The FBI first learned about the Hydra Lenders when another government agency brought a consumer lawsuit against the group to the Bureau’s attention. Through traditional investigative techniques such as reviewing financial records, interviewing employees and victims, and collaborating with partner agencies, the FBI learned that Moseley’s enterprise routinely broke the law in issuing and collecting on loans.

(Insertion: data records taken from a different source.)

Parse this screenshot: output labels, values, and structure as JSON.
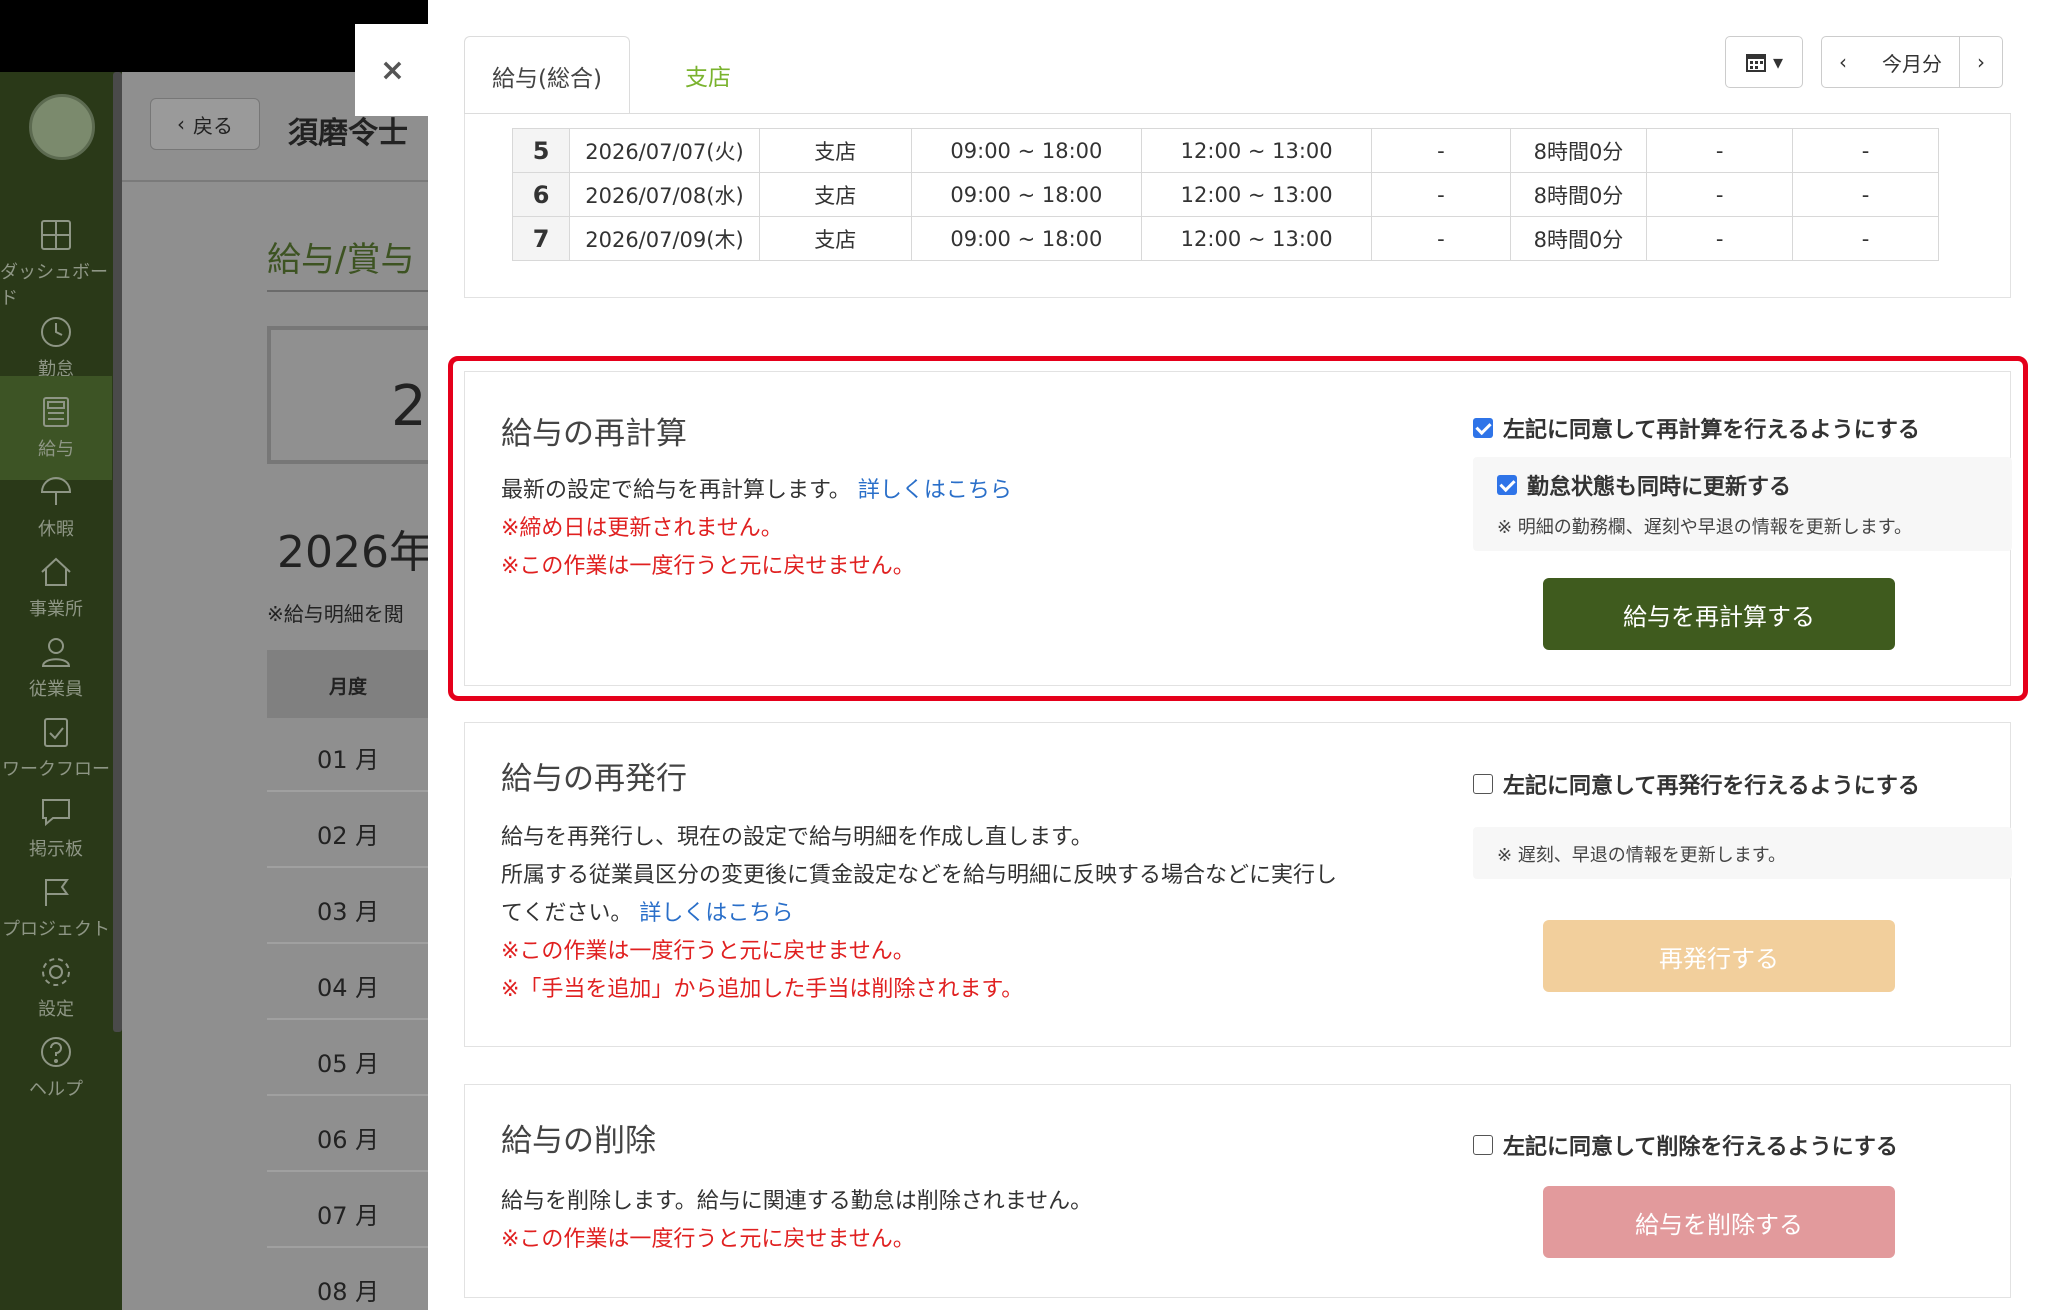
{
  "sidebar": {
    "items": [
      {
        "label": "ダッシュボード",
        "icon": "dashboard-icon"
      },
      {
        "label": "勤怠",
        "icon": "clock-icon"
      },
      {
        "label": "給与",
        "icon": "calculator-icon"
      },
      {
        "label": "休暇",
        "icon": "umbrella-icon"
      },
      {
        "label": "事業所",
        "icon": "home-icon"
      },
      {
        "label": "従業員",
        "icon": "person-icon"
      },
      {
        "label": "ワークフロー",
        "icon": "clipboard-check-icon"
      },
      {
        "label": "掲示板",
        "icon": "chat-icon"
      },
      {
        "label": "プロジェクト",
        "icon": "flag-icon"
      },
      {
        "label": "設定",
        "icon": "gear-icon"
      },
      {
        "label": "ヘルプ",
        "icon": "help-icon"
      }
    ]
  },
  "background": {
    "back_label": "戻る",
    "person_name": "須磨令士",
    "section_title": "給与/賞与",
    "box_value": "2",
    "year": "2026年",
    "note": "※給与明細を閲",
    "month_header": "月度",
    "months": [
      "01 月",
      "02 月",
      "03 月",
      "04 月",
      "05 月",
      "06 月",
      "07 月",
      "08 月"
    ]
  },
  "modal": {
    "close_glyph": "×",
    "tabs": [
      "給与(総合)",
      "支店"
    ],
    "period_label": "今月分",
    "prev_glyph": "‹",
    "next_glyph": "›",
    "table_rows": [
      [
        "5",
        "2026/07/07(火)",
        "支店",
        "09:00 ~ 18:00",
        "12:00 ~ 13:00",
        "-",
        "8時間0分",
        "-",
        "-"
      ],
      [
        "6",
        "2026/07/08(水)",
        "支店",
        "09:00 ~ 18:00",
        "12:00 ~ 13:00",
        "-",
        "8時間0分",
        "-",
        "-"
      ],
      [
        "7",
        "2026/07/09(木)",
        "支店",
        "09:00 ~ 18:00",
        "12:00 ~ 13:00",
        "-",
        "8時間0分",
        "-",
        "-"
      ]
    ],
    "recalc": {
      "title": "給与の再計算",
      "desc": "最新の設定で給与を再計算します。",
      "link": "詳しくはこちら",
      "warnings": [
        "※締め日は更新されません。",
        "※この作業は一度行うと元に戻せません。"
      ],
      "agree_label": "左記に同意して再計算を行えるようにする",
      "agree_checked": true,
      "sub_label": "勤怠状態も同時に更新する",
      "sub_checked": true,
      "sub_note": "※ 明細の勤務欄、遅刻や早退の情報を更新します。",
      "button": "給与を再計算する"
    },
    "reissue": {
      "title": "給与の再発行",
      "desc_lines": [
        "給与を再発行し、現在の設定で給与明細を作成し直します。",
        "所属する従業員区分の変更後に賃金設定などを給与明細に反映する場合などに実行し",
        "てください。"
      ],
      "link": "詳しくはこちら",
      "warnings": [
        "※この作業は一度行うと元に戻せません。",
        "※「手当を追加」から追加した手当は削除されます。"
      ],
      "agree_label": "左記に同意して再発行を行えるようにする",
      "agree_checked": false,
      "sub_note": "※ 遅刻、早退の情報を更新します。",
      "button": "再発行する"
    },
    "delete": {
      "title": "給与の削除",
      "desc": "給与を削除します。給与に関連する勤怠は削除されません。",
      "warnings": [
        "※この作業は一度行うと元に戻せません。"
      ],
      "agree_label": "左記に同意して削除を行えるようにする",
      "agree_checked": false,
      "button": "給与を削除する"
    }
  },
  "colors": {
    "accent_green": "#3f5b1e",
    "tab_green": "#7ab32e",
    "warning_red": "#e02020",
    "link_blue": "#2a6fc9",
    "highlight_red": "#e5001b"
  }
}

From 2004 to 2014, the Hydra Lenders offered payday loans online to consumers across the country, even in states where payday lending was effectively outlawed. Some of the group’s illegal tactics included:

Charging illegally high interest rates of more than 700 percent

Using deceptive and misleading loan documentation

Taking additional, undisclosed fees from customers’ bank accounts

Withdrawing only the interest payment from the borrowers’ accounts and not applying any funds toward the principal, deepening their debt burden

Setting up payday loans for customers who had not agreed to them but had simply inquired about loan eligibility

As borrowers began to complain to state governments and consumer protection organizations, Moseley dodged regulators by insisting that his businesses were located overseas in Nevis and New Zealand and could not be regulated. In reality, the FBI’s investigation showed the enterprise operated entirely out of offices in Kansas City, Missouri, with all of its employees, bank accounts, and other aspects of the businesses located there. Moseley simply used fake letterhead and a mail forwarding service to give the appearance of an overseas location.